Shadrack, on the other hand, represents the respective opposing force to Helene’s narrative function. Though Shadrack is clearly oppressed by war and marginalized, it is his indifference to belonging that gives him the key to understanding life and death without fear of either. Racial, gendered, and sexual promiscuity that the town perceives as evil in Sula do not effect Shadrack because his is almost completely separated from the community. Through Plum and Shadrack experience the same residual effects of war they both react in two very different ways. Plum turns to drugs and Shadrack decides to express agency in a way that gives him a renewed sense of self. In war, Shadrack views a soldier get his head blow off, Morrison describes, “the rest of the soldier’s head disappeared under the inverted soup bowl of his helmet” (8). It does not matter if the soldier is black or white what matters is the literal consumption of bodies in war that make men disposable agents of the state. In order to combat this role Shadrack creates National Suicide Day as a way to demonstrate the control and order he can have over death. Shadrack does not fear the ultimate threat of non-existence which is a tool of white power structures but rather he orchestrates a way in which he can exist in a liminal space of separateness from anything and all things that can hurt him.

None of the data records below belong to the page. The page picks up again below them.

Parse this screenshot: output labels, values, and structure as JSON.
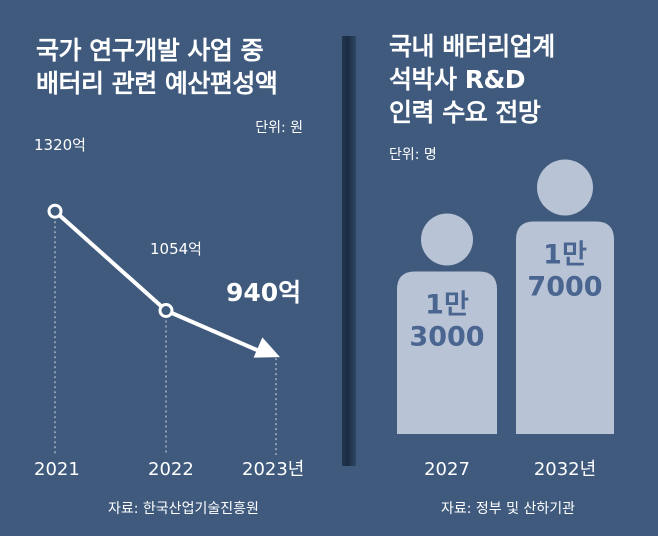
{
  "chart_data": [
    {
      "type": "line",
      "title": "국가 연구개발 사업 중\n배터리 관련 예산편성액",
      "unit": "단위: 원",
      "categories": [
        "2021",
        "2022",
        "2023년"
      ],
      "values": [
        1320,
        1054,
        940
      ],
      "value_labels": [
        "1320억",
        "1054억",
        "940억"
      ],
      "source": "자료: 한국산업기술진흥원",
      "ylim": [
        900,
        1350
      ]
    },
    {
      "type": "bar",
      "title": "국내 배터리업계\n석박사 R&D\n인력 수요 전망",
      "unit": "단위: 명",
      "categories": [
        "2027",
        "2032년"
      ],
      "values": [
        13000,
        17000
      ],
      "value_labels": [
        "1만\n3000",
        "1만\n7000"
      ],
      "source": "자료: 정부 및 산하기관",
      "ylim": [
        0,
        20000
      ]
    }
  ],
  "colors": {
    "background": "#3f5a7d",
    "figure": "#b9c3d6",
    "figure_text": "#4a6590",
    "line": "#ffffff"
  }
}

What Morrison argues through these texts and through all of her texts is that she has the right to interrogate how political, economic, and social institutions attempt to control black people and how black people react when they are faced with these challenges. In both Sula and Song of Solomon Morrison uses words like veteran, exceptional, and black to describe her characters but in using these words she attempts to show the meaning of these words void of white ideology. For example, blackness in The Bottom does not have a negative connotation, whiteness does. It is imperative in these two works to understand how language and ideologies function within a black community that do not lean on white oppression to garner meaning. Morrison writes in her essay “Unspeakable Things Unspoken”, “The most valuable point of entry into the question of cultural distinction, the one most fraught, is its language-its unpoliced, seditious, confrontational, manipulative, inventive, disruptive, masked and unmasking language” (17). Morrison uses language and the ideologies of her characters to show varying sides of the black condition and how these characters function both in and outside of white ideologies. Characters like Pilate and Shadrack and ultimately Milkman in the end of Song of Solomon are able to subvert white ideologies and in doing so demonstrate how blackness can be, in and of itself, a neutral term that does not necessitate whiteness or white ideologies to validate it.